Ein Frühjahres-Klassiker stand bei uns schon lange auf der " to do" Liste. Letzten Winter haben wir uns bei Amstel Gold beworben und ich durften nun auch tatsächlich teilhaben. So wäre dieser Punkt in Erfüllung gegangen. Keine Ahnung wie viele Teilnehmer es insgesamt waren auf den verschiedenen Strecken, aber es waren sehr viele!! Bei so vielen Leuten, unterschiedlichen Streckenlängen und einem breit gefächerten Teilnehmerfeld erwachte bei mir nicht gerade ein Renneindruck. Nebst dem unendlich häufigen Abbremsen vor Kurven, Hausecken und Kreuzungen, war man auch ständig am Überholen und Ausweichen. Ich fand keine optimale Gruppe, mit der ich die Rundfahrt hätte zu Ende fahren können. So fuhr ich etwa die Hälfte alleine und überholte einen nach dem anderen.
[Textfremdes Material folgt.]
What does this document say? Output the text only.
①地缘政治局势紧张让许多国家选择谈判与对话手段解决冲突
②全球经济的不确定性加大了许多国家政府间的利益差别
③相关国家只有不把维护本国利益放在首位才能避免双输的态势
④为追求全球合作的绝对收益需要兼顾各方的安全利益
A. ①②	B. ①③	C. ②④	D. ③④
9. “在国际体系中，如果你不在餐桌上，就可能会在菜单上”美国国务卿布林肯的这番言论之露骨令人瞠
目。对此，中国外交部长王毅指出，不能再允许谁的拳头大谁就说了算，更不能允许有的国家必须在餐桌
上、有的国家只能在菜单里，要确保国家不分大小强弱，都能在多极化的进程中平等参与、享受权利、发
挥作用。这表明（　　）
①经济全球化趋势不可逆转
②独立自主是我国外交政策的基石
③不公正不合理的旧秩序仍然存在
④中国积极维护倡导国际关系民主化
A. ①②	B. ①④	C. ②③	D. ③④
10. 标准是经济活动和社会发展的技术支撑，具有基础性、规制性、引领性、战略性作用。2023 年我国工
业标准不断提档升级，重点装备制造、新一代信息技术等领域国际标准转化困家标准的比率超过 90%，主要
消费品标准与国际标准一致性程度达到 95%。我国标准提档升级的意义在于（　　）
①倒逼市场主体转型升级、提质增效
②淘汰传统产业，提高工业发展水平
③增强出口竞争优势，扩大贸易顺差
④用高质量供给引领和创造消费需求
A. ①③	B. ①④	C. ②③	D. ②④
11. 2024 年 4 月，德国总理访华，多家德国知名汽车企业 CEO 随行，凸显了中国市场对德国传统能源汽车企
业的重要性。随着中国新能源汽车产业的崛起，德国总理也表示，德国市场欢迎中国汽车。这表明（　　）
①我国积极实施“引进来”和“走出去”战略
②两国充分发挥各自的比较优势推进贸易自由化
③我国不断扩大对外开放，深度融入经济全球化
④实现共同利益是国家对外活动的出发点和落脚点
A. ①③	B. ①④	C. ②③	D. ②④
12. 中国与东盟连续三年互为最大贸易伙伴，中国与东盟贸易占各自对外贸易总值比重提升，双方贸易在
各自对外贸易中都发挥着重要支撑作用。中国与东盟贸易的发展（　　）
Ok ja, auch ich wurde ein-, zweimal von einem Fahrer überholt, der mir dann wieder zu schnell war. Ich gebe zu, als ich begriff, wie der Stand der Dinge ist, dass dieses Rennen nicht ein normales Rennen sein würde und das ich viel alleine würde fahren dürfen, nahm ich etwas an Tempo raus. Der starke Wind, der Regen und die eisige Kälte machten es mir nicht gerade leicht. Ich wollte einfach diese 240 Kilometer überstehen und dabei noch eine gute Figur machen. Natürlich habe ich trotzdem Bekanntschaften machen können und kam sogar etwas zum Plaudern. Ja, es hat mir doch "Spass" gemacht und es war eine tolle Erfahrung. Die Gegend war wunderschön, die Häuser, Kirchen und die sogenannten "Helinge" waren sehenswert. Es waren zwar nur knapp 1000 Höhenmeter zu überwinden, aber ich hatte das Gefühl es ginge ständig Auf und Ab. Jeweils nicht sehr lange, aber non stop. Zu kämpfen hatte ich mit der Kälte. Da es fast den ganzen Tag regnete, die Temperaturen nicht über 5 Grad stiegen, kühlte ich trotz guter Kleidung einmal ab. Am schlimmste war es bei den Verpflegungsposten, da man sich da nicht mehr bewegte. Aber essen war bei dieser Streckenlänge genau so wichtig! Also entschied ich mich fürs Frieren. Ich kam nach über 8 Stunden, wohl auf und noch mit Reserven am Ziel an.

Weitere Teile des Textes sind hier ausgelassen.